In December 2012, The Better Bombshell was the recipient of a grant from the Seattle branch of the Awesome Foundation.
Haven’t heard of the Awesome Foundation? Honestly, neither had we. But we’ve fallen in love with them, and it’s not just because they’re helping us fund our dreams. According to their website, the AF is “…an ever-growing, worldwide network of people devoted to forwarding the interest of awesomeness in the universe.”
The Seattle Awesome Foundation has recently funded a student-run space exploration program, a group that makes safe sex kits for homeless teens, and a nomadic street art sticker vending machine. When we met local trustee Rachel Popkin, we were blown away by her genuine enthusiasm for supporting local community art.
We hadn’t heard much about the Awesome Foundation until recently. Could you tell us a little bit about the structure of the organization and how it works?
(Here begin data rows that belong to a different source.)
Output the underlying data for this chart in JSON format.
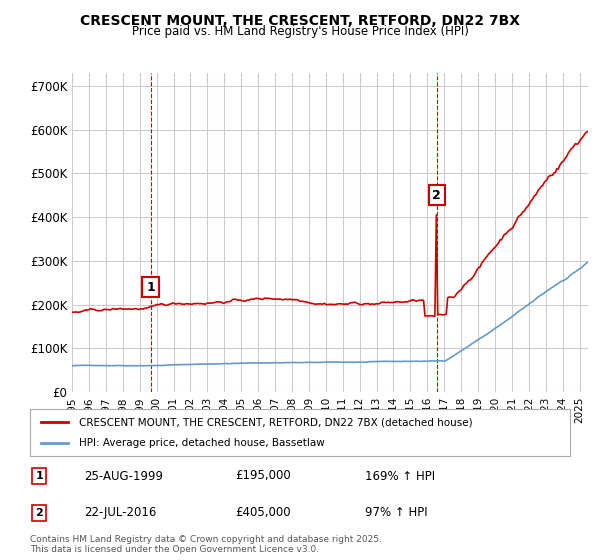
{
  "title": "CRESCENT MOUNT, THE CRESCENT, RETFORD, DN22 7BX",
  "subtitle": "Price paid vs. HM Land Registry's House Price Index (HPI)",
  "ylabel_format": "£{0}K",
  "yticks": [
    0,
    100000,
    200000,
    300000,
    400000,
    500000,
    600000,
    700000
  ],
  "ytick_labels": [
    "£0",
    "£100K",
    "£200K",
    "£300K",
    "£400K",
    "£500K",
    "£600K",
    "£700K"
  ],
  "ylim": [
    0,
    730000
  ],
  "xlim_start": 1995.0,
  "xlim_end": 2025.5,
  "sale1_x": 1999.646,
  "sale1_y": 195000,
  "sale1_label": "1",
  "sale1_date": "25-AUG-1999",
  "sale1_price": "£195,000",
  "sale1_hpi": "169% ↑ HPI",
  "sale2_x": 2016.554,
  "sale2_y": 405000,
  "sale2_label": "2",
  "sale2_date": "22-JUL-2016",
  "sale2_price": "£405,000",
  "sale2_hpi": "97% ↑ HPI",
  "line1_color": "#cc0000",
  "line2_color": "#6699cc",
  "vline_color": "#cc0000",
  "grid_color": "#cccccc",
  "bg_color": "#ffffff",
  "legend_label1": "CRESCENT MOUNT, THE CRESCENT, RETFORD, DN22 7BX (detached house)",
  "legend_label2": "HPI: Average price, detached house, Bassetlaw",
  "footer": "Contains HM Land Registry data © Crown copyright and database right 2025.\nThis data is licensed under the Open Government Licence v3.0."
}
How long has the AF been around?
The Awesome Foundation started in Boston in 2009. The founders identified a need for smaller, less restrictive grants and got a group of 10 “microtrustees” together. The model is pretty straightforward: every month the group gets together, each person pitches in $100, and they pick a project to fund. As the word got out, the Awesome Foundation started spreading — three years later, we have more than 40 chapters on five continents!
Awesome Foundation has been in Seattle since Fall 2011, thanks to Seattle founders Nathaniel James and Tommer Peterson.
Tell us a little bit about yourself.
I’m a twenty-something techie with a long-running interest in community service, as well as crazy schemes (both of which we fund!) I’ve been a longtime friend and follower of the Awesome Foundation, but this is my first month as a trustee.
We love that you’re committed to supporting local grassroots projects! What do you look for in choosing projects to support?
There are a few different things we look for in a project. One of our biggest priorities is local community impact: we want things that make a visible impact on people in Seattle. We also like knowing that your idea is possible. Applicants who come in with a clear plan and budget, even if the idea itself is a big risk, tend to do much better. In general, we’re also biased towards projects that are new (not incremental), fast, and are run by individuals or small groups (not large, faceless organizations). Of course, we reserve the right to ignore all of these guidelines for a sufficiently awesome project!
There are Awesome Foundation Chapters all over the world. Are you guys affiliated with other chapters?
We’re loosely affiliated with other chapters. There aren’t any mandatory shared operating procedures, but the broader Awesome community is very supportive. We can always go to other chapters with questions, ideas, and requests for help, and the Institute on Higher Awesome Studies (IHAS) exists specifically to support chapters. IHAS has also started organizing an annual summit where we can meet people from other chapters, talk about common problems, share new ideas, and renew our enthusiasm for Awesome.
We love the idea of small, fast, direct community grants so much that we’re considering joining the Awesome Foundation at some point. In the meantime, what other things might help foster that same support for creativity?
Awesome! We’re always happy to hear from people who are interested in joining us – we have a rotational guest trustee program, for anyone who wants to try it out for a month, in addition to our full-time trustee positions (contact email@example.com for details).
As far as supporting creativity in Seattle goes, there are more ways to get involved than we could ever list! For starters, you can check out our blog and see if any of our grantees sound interesting. Ignite and Bloom! are a good way to hear about new projects in Seattle. If you’d like to try your hand at giving a little bit of money, Sprout and Agency (formerly Party with a Purpose) are fun donation events and Seattle Artthrob is a CSA for art instead of agriculture. Another (often overlooked) way to contribute is to do your own projects and inspire others to follow your example. And if your project happens to have a $1000 price tag, you should definitely send us an application.
Huge thanks to Rachel Popkin and the rest of the trustees with the Seattle Awesome Foundation. As a nonprofit project run by three women, we’re incredibly grateful for any gesture of support. We’re working hard to take this project from the initial stages (big dreams in a local coffee shop) to end goal (an innovative book in public libraries, bookstores, and schools), but there are significant costs associated with a project of this magnitude: website hosting, trademark fees, payment for contributors, editorial help, proofreading assistance, etc.
Here’s the scary truth: we haven’t met our budget goals yet. Don’t get us wrong — we’ll pull this off, come hell or high water. But we’re not quite sure how just yet. So if you’re reading this and appreciate what we do, please consider helping us: pre-order the book, make a tax-deductible monetary or in-kind donation, or just ask how you can help.
Oh, and for all of you who have already helped? Thank you. Thank you. Thank you.